Updated: Feb 3
Jane is a former clothing designer and Chicago boutique owner. She ran a wholesale and retail business for many years, selling her products to Bloomingdale’s, Sak’s, Macy’s, and more.
Now Jane runs a monthly coaching program called List Builders. She teaches creative entrepreneurs and business owners how to market and sell more products.
We discuss how she got started, how to calm the crazy brain, and her top tips on having on having an entrepreneur mindset. She does all of this with a wonderful dose of humor. I had a blast talking with her.
Jane Hamill Podcast: https://podcasts.apple.com/us/podcast/jane-hamill-podcast/id1125412597
Quotes from Jane Hamill: "When you design something and somebody wears it...you are doing this amazing service for the world."
"Even after all these years, you think I have it all together. And I do trust that it's going to work and I am taking my own medicine that niching down is important and it is the key to success. And it's still really hard."
"If I don't keep the things between the ears on task, it all falls apart."
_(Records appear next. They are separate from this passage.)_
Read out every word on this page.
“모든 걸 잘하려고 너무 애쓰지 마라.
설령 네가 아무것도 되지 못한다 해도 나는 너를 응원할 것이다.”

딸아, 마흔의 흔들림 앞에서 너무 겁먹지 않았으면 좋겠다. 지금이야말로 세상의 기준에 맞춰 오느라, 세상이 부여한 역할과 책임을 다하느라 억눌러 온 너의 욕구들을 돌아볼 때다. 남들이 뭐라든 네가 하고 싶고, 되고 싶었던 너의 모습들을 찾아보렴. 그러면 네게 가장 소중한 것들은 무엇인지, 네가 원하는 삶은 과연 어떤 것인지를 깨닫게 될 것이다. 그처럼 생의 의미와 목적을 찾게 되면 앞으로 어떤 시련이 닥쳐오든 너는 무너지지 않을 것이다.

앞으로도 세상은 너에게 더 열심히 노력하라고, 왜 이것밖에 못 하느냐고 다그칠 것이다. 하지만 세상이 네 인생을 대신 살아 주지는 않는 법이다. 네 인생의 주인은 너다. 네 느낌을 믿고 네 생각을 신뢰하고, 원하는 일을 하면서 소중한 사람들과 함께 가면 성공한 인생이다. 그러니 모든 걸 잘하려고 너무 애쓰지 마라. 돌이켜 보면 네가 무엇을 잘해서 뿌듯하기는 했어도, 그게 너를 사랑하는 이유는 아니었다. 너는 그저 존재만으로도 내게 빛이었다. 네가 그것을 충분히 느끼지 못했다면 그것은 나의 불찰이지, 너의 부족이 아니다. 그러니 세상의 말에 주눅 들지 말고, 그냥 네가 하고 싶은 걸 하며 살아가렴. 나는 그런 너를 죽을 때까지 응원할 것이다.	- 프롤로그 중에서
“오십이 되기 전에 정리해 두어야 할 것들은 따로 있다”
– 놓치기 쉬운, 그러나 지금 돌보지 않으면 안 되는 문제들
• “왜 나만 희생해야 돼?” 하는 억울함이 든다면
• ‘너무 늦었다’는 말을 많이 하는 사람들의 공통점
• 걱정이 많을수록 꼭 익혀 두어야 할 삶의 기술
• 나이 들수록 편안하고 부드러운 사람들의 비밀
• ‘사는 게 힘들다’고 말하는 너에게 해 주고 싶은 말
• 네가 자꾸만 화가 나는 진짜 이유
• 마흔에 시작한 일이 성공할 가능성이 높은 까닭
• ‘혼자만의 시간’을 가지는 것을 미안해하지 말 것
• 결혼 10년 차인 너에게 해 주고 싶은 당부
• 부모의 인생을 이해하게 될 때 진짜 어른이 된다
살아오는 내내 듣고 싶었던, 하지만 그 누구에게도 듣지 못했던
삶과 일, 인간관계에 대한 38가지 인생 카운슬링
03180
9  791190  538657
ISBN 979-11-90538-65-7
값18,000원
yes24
"I don't know what goal you want, but I know the way sometimes what helps me to figure out what do I want is to think about what experience have I been through that I never want to experience again."
"You need to love [your business] so much that even when you've put so much time in, you're not resentful for it."
"Brooke Castillo said something like, if change is uncomfortable for you and you're having a hard time change faster, then your discomfort will be shorter. "
Jane’s Entrepreneur Mindset Tips:
Sit with your wins. Write down how fucking amazing you are and the things that you actually accomplished.
Have a seriously short memory. Talk to yourself rather than listen to yourself.
Perfect is good but done is better.
"The biggest mistake that I see is people just don't do stuff. They talk about doing stuff. They think about doing stuff. They're going to send an email. They don't want to send an email."
Jane’s Crossover Exercise: Take a sheet of paper, turn it sideways and make three columns. Write down without any regard to actually making money or a business model all the things you love to do. Then write down what people will pay for. Is there a crossover between the two? Write what the crossover is in the middle column.
"I think of it like a three-legged stool. So if you're going to get started with a business, do you have all three things? Are you number one, filling up yourself? Like if it feels like, I think it's cool, what I'm doing, it's a really cool thing. Number two, fills them up. You’re serving the world, you're serving the planet. You're serving the client in some way. And number three monetizes at the same time."